On average, every school is going to lose 8% due to rising costs. Those levels of cuts, that's what they are, will result in people losing their jobs. These cuts are already, and will continue, to affect the life chances and wellbeing of children. We need to work together as parents and carers to try to stop further cuts and properly invest in education.
Sorry to pick on you traineeSLT but you are the last post and are making statements that are not correct. "On average, ever school is going to lose 8% due to rising costs" is not correct. Yes over the next 3 financial years schools have expected increases in costs of 8% if they do nothing but that is not the same as an 8% cut, they will receive the same £ as currently until the new national funding formula is introduced. Some judicious trimming of budgets will allow schools to find the 3% annual cuts necessary. An example may well be your german teacher. If you have a secondary school and only say 3 pupils are taking "a" level german then it is completely uneconomic and a way round it has to be found.

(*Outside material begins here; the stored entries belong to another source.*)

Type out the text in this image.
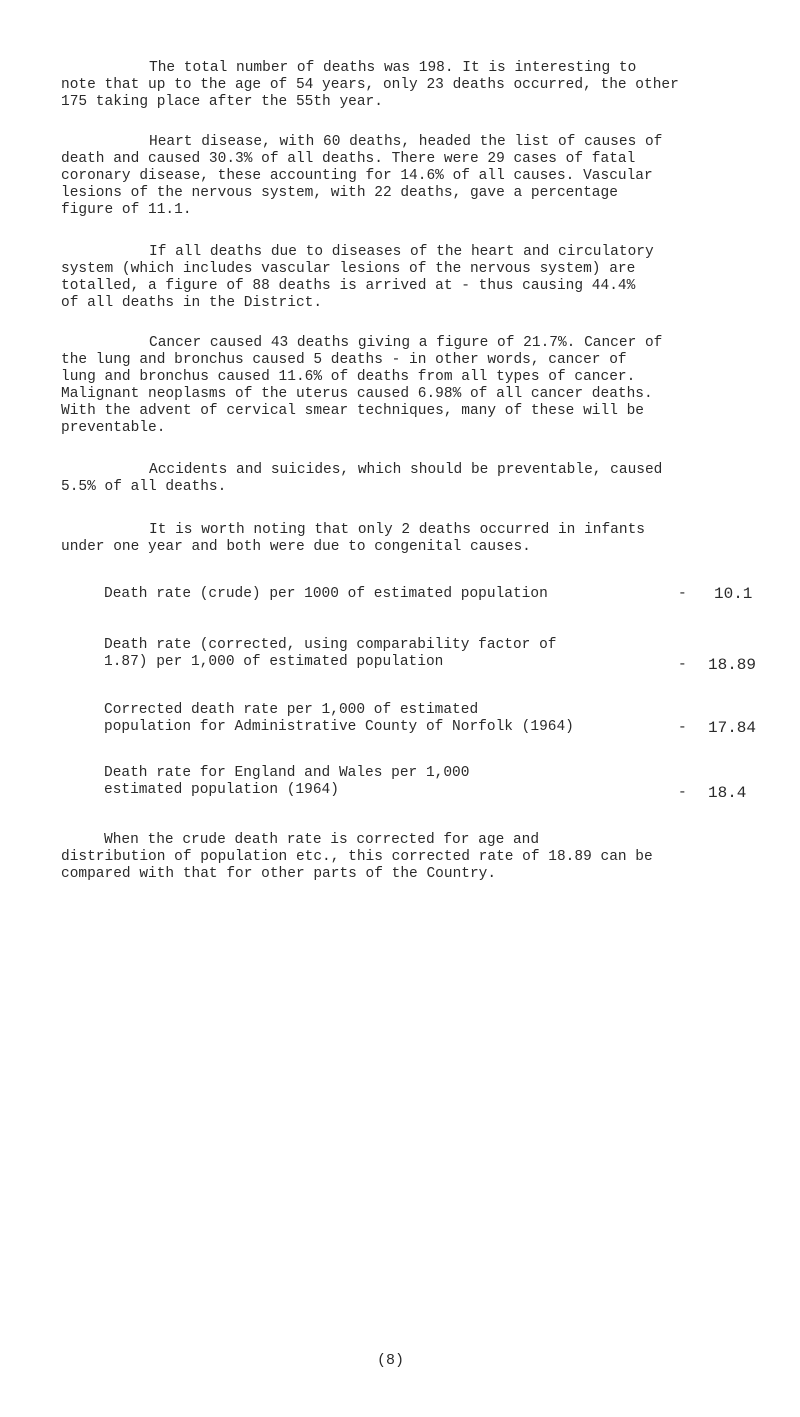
The total number of deaths was 198. It is interesting to
note that up to the age of 54 years, only 23 deaths occurred, the other
175 taking place after the 55th year.
Heart disease, with 60 deaths, headed the list of causes of
death and caused 30.3% of all deaths. There were 29 cases of fatal
coronary disease, these accounting for 14.6% of all causes. Vascular
lesions of the nervous system, with 22 deaths, gave a percentage
figure of 11.1.
If all deaths due to diseases of the heart and circulatory
system (which includes vascular lesions of the nervous system) are
totalled, a figure of 88 deaths is arrived at - thus causing 44.4%
of all deaths in the District.
Cancer caused 43 deaths giving a figure of 21.7%. Cancer of
the lung and bronchus caused 5 deaths - in other words, cancer of
lung and bronchus caused 11.6% of deaths from all types of cancer.
Malignant neoplasms of the uterus caused 6.98% of all cancer deaths.
With the advent of cervical smear techniques, many of these will be
preventable.
Accidents and suicides, which should be preventable, caused
5.5% of all deaths.
It is worth noting that only 2 deaths occurred in infants
under one year and both were due to congenital causes.
Death rate (crude) per 1000 of estimated population	- 10.1
Death rate (corrected, using comparability factor of
1.87) per 1,000 of estimated population	- 18.89
Corrected death rate per 1,000 of estimated
population for Administrative County of Norfolk (1964)	- 17.84
Death rate for England and Wales per 1,000
estimated population (1964)	- 18.4
When the crude death rate is corrected for age and
distribution of population etc., this corrected rate of 18.89 can be
compared with that for other parts of the Country.
(8)
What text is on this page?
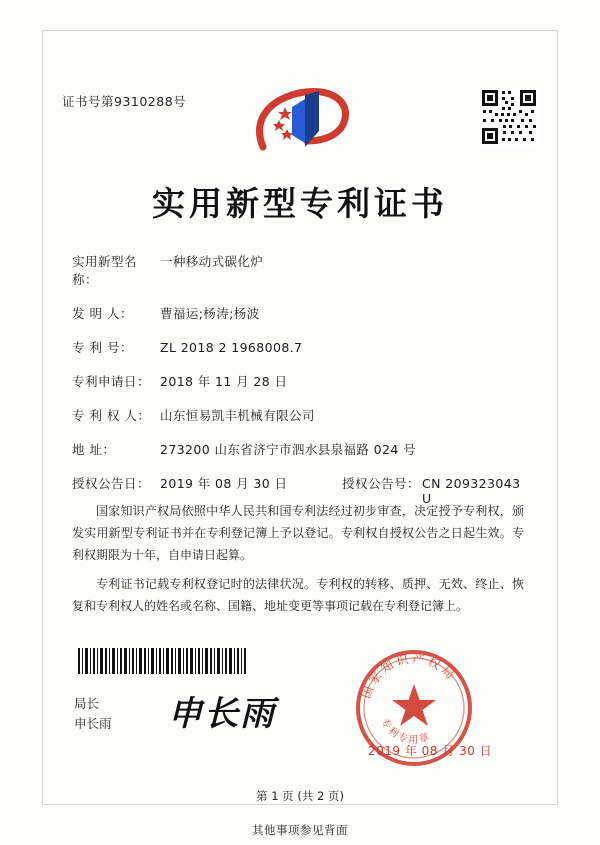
证书号第9310288号
实用新型专利证书
实用新型名称：
一种移动式碳化炉
发 明 人：	曹福运;杨涛;杨波
专 利 号：	ZL 2018 2 1968008.7
专利申请日： 2018 年 11 月 28 日
专 利 权 人： 山东恒易凯丰机械有限公司
地 址：	273200 山东省济宁市泗水县泉福路 024 号
授权公告日： 2019 年 08 月 30 日	授权公告号： CN 209323043 U

国家知识产权局依照中华人民共和国专利法经过初步审查，决定授予专利权，颁发实用新型专利证书并在专利登记簿上予以登记。专利权自授权公告之日起生效。专利权期限为十年，自申请日起算。

专利证书记载专利权登记时的法律状况。专利权的转移、质押、无效、终止、恢复和专利权人的姓名或名称、国籍、地址变更等事项记载在专利登记簿上。

局长
申长雨 申长雨
国家知识产权局
专利专用章
2019 年 08 月 30 日
第 1 页 (共 2 页)
其他事项参见背面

That may be arranging with another local secondary school to share a teacher for example, which would be a saving of circa £20K between the two schools with all add on costs. There are ways and means, as Dauphinois says to try and help reduce this problem.
The new national funding formula is another totally separate issue where the powers that be have come up with a new funding formula, the basis of which is sound but the detail of which is wrong and is going to cause some real hardship with real cuts not imaginary future cuts. Hopefully it will not be introduced in its present form in 2018/19.
I'm not a TA but I really feel for them after reading this.
Agree that some secondaries are 'top heavy'. I know of one head hoping that one SLT member who is now 60 odd will retire as they will not be replacing the role yet their salary is somewhere around £60k and that will be a saving. Conversely, they had to reduce some TA hours.
It is a sad state and I don't think all headlines are sensationlist. Tough decisions are being made and the kids will ultimately miss out. There is much to be said for parent power. Let's hope we can do something to stop this travesty.
Admission - I think inflation, rising national insurance and pension contribution costs will affect every school. I don't consider potentially making TAs and teachers redundant as 'judicious trimming of budgets'.